Saturday, March 17, 2012

Fixing the lighting

 
While trying to find out what's the problem with ambient lighting on objects, which was making them too dark, I discovered that there's another problem with terrain lighting. Parts of the terrain that are subject to horizontal displacement were having incorrectly computed normals. For some reason the displacement effect was not affecting the terrain normal vector fully, resulting in contrast being lower than appropriate. The reason was probably a forgotten coefficient from an earlier debugging session, because when I derived the Jacobian again, there was this value of 0.5 that didn't belong anywhere.

It wasn't the first time when a surgical tool from a year-old operation was found inside our code. On the other hand, maybe one day we'll discover a hidden sleep() call and get unbelievable speedup by removing it :-)

Here are some comparison screens, old one on the left, fixed on the right side.




Another issue that was solved along the way were the artifacts on ATI cards in the shadowed areas.

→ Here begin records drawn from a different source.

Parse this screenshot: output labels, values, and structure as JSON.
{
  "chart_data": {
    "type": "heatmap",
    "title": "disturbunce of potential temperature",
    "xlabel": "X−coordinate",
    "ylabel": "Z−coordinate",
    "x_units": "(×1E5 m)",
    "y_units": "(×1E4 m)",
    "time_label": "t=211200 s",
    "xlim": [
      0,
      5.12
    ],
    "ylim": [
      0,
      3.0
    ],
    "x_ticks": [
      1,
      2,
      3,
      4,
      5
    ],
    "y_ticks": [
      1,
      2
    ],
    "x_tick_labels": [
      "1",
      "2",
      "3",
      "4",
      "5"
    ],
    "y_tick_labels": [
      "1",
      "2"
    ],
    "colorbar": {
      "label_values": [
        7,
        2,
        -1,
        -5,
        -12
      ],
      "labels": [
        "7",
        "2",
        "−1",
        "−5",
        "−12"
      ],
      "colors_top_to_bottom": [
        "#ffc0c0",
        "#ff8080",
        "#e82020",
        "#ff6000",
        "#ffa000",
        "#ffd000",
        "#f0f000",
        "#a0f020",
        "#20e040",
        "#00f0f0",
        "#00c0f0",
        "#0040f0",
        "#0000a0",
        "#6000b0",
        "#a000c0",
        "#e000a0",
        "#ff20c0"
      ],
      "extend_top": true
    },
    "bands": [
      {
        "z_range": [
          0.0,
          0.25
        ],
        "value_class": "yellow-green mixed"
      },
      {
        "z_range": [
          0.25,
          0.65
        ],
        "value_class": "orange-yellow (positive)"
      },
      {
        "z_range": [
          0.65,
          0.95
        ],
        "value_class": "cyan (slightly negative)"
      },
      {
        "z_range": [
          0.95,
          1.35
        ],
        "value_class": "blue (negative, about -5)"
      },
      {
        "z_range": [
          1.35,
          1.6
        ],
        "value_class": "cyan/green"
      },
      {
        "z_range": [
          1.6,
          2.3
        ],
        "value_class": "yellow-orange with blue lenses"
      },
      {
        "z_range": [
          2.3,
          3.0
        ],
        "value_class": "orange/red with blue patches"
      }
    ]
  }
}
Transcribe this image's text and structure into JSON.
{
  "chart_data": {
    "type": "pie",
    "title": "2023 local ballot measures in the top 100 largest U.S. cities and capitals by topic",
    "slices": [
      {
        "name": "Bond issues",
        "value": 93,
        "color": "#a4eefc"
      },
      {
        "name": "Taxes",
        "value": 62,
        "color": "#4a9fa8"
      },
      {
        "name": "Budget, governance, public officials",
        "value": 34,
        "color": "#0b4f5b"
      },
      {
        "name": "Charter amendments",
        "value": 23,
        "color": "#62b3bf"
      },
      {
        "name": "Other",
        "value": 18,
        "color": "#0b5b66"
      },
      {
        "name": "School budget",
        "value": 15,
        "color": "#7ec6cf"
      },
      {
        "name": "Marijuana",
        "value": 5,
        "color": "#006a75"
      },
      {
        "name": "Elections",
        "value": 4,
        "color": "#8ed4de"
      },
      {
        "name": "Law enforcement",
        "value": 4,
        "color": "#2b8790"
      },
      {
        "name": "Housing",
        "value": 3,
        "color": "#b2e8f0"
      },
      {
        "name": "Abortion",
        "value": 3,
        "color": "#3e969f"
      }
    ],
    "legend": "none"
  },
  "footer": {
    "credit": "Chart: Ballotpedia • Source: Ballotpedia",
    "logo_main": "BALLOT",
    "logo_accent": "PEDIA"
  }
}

On ATI cards the floating point values that are output from shader may apparently end up slightly modified when written to a floating point render target, because of the blending unit. It does not matter when these values are supposed to be normal floating point values, but if the exact bit representation is important because these values are actually reinterpreted, a floating point render target cannot be used. Fortunately, the fix was easy once the reason for the artifacts was known.


Here's also the updated ambient lighting:

Adjusted ambient lighting on objects. Previously the downfacing surfaces were almost black.
The ambient lighting isn't finished yet, there will be a better one that will reflect the surrounding environment.

1 comment:

|ZUTI| said...

One can only appreciate such explanations to found issues. Great work.